3歳児サイズの、見ていると重い気持ちになりそうな水色のドレスだが、吾妻が着るとそれがとても明るく見える。
「絵里奈可愛い‼︎」
「葵嬢似合ってるよー!」
そして、野田ではなくチビエリナは『アイジン』のプリンセス、キスミン。
エメラルドグリーンなアラビアンドレス。おへそが覗くくらいにちょっとだけお腹の部分が空いている。
植山は……チビアオイか。彼女は『不思議の国のアリスコンプレックス』のヒロイン、アリスコのオーシャンブルー色のエプロンドレスだ。黒のリボンカチューシャも可愛らしい。

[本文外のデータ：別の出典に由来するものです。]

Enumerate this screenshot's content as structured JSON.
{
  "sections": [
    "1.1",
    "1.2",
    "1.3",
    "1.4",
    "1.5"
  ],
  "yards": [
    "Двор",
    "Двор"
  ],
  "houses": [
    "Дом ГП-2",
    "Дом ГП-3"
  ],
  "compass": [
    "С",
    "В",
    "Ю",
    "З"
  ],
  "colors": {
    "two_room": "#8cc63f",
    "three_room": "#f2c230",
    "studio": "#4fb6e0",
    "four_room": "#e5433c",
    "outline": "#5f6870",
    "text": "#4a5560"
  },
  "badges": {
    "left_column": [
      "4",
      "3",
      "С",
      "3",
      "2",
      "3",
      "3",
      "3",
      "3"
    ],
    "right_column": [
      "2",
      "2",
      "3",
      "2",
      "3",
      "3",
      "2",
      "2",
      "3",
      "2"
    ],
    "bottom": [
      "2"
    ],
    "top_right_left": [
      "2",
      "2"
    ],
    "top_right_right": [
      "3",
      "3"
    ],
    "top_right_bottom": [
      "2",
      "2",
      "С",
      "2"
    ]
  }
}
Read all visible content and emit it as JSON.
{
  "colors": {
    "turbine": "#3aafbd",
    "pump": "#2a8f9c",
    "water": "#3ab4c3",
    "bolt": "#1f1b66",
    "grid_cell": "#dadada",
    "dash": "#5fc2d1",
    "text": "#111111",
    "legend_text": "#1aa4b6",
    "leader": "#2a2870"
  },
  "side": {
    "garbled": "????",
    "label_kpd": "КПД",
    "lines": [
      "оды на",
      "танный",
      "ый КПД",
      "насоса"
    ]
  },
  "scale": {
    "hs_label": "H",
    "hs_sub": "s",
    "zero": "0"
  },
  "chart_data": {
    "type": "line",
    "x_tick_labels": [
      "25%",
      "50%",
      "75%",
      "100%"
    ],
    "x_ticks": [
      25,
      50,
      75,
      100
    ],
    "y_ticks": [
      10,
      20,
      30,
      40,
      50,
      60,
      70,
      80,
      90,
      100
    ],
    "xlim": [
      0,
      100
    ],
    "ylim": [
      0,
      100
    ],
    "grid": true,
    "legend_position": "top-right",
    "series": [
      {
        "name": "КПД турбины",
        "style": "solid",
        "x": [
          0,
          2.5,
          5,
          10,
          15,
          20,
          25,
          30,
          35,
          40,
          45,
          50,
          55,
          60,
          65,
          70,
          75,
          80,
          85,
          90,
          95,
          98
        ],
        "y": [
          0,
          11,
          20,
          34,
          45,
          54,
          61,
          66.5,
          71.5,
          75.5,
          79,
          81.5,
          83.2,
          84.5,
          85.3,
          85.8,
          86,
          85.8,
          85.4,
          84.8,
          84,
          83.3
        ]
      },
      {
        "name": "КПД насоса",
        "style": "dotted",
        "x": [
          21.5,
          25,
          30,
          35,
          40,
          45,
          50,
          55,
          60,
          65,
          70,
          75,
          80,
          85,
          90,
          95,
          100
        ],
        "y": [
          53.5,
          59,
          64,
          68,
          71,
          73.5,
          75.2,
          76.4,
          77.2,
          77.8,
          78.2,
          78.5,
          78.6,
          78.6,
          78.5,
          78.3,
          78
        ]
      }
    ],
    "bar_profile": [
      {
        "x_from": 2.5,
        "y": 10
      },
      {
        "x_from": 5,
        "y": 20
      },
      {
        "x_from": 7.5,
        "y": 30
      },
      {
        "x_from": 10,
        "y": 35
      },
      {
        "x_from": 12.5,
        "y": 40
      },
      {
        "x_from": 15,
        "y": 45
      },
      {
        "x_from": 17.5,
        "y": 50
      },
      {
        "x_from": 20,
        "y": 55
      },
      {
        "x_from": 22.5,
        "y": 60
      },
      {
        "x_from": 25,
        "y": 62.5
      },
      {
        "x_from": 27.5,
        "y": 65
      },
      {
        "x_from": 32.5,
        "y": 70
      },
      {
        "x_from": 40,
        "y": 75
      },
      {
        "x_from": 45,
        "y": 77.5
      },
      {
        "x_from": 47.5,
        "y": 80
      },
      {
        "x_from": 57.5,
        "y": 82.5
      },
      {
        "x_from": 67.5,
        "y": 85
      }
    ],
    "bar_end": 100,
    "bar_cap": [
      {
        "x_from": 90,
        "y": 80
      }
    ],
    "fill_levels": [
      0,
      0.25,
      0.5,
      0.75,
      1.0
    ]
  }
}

みんな寒色系だな。てか、ネズミー作品は何故揃いも揃って題材が暗くて重いんだ。
「ンー」
「ん? どうしたチビマイリ」
「ワタシニハ~?」
「え……あぁ。とても似合ってるぞ、かわいいな」
「エヘヘ-」
……小さい彼女なら、まだこうして面と向かって言っても照れはしないか。
というよりも、彼女と過ごす日々が重なるにつれて、素直に言えなくなってしまっている。
「アリガト! エットエット…」
「どうした?」
「ナマエ…」
あぁ、そうか。まだチビマイリには名乗ってなかったな。
記憶が3歳当時までに戻っているから、俺の名前を知るわけがないか。
「東だ」
「アヌ…マナ? アウ、アウマ」
幼児にはこの名前が言いづらいのか、かなり苦戦している。
音だけで言ったら彼女とほぼ名字一緒なんだけどな。
「東って難しいんだから下の名前で呼んでもらいなよ!」
歩き回るチビアオイと手を繋ぎ、腕だけがにょいーんと伸びているオーデュイが、そうアドバイスする。
「そうだな……亮。亮って名前だ」
「リョ-ウ? リョウクン‼︎ ワカッター! エヘヘ-、リョウクンスキー」
……っ⁉︎
一瞬だが、また気を失っていたのか⁉︎
何者かが園内に潜んでいて、俺たちを狙っている……わけないか。
分かってるよ、原因くらい。
下池もチビエリナに対して同じこと起きているし、オーデュイはチビアオイにモチモチされて遊ばれている。
俺だけでもしっかりしないといけないが……もう、どうにもならないくらい既に苦戦を強いられていた。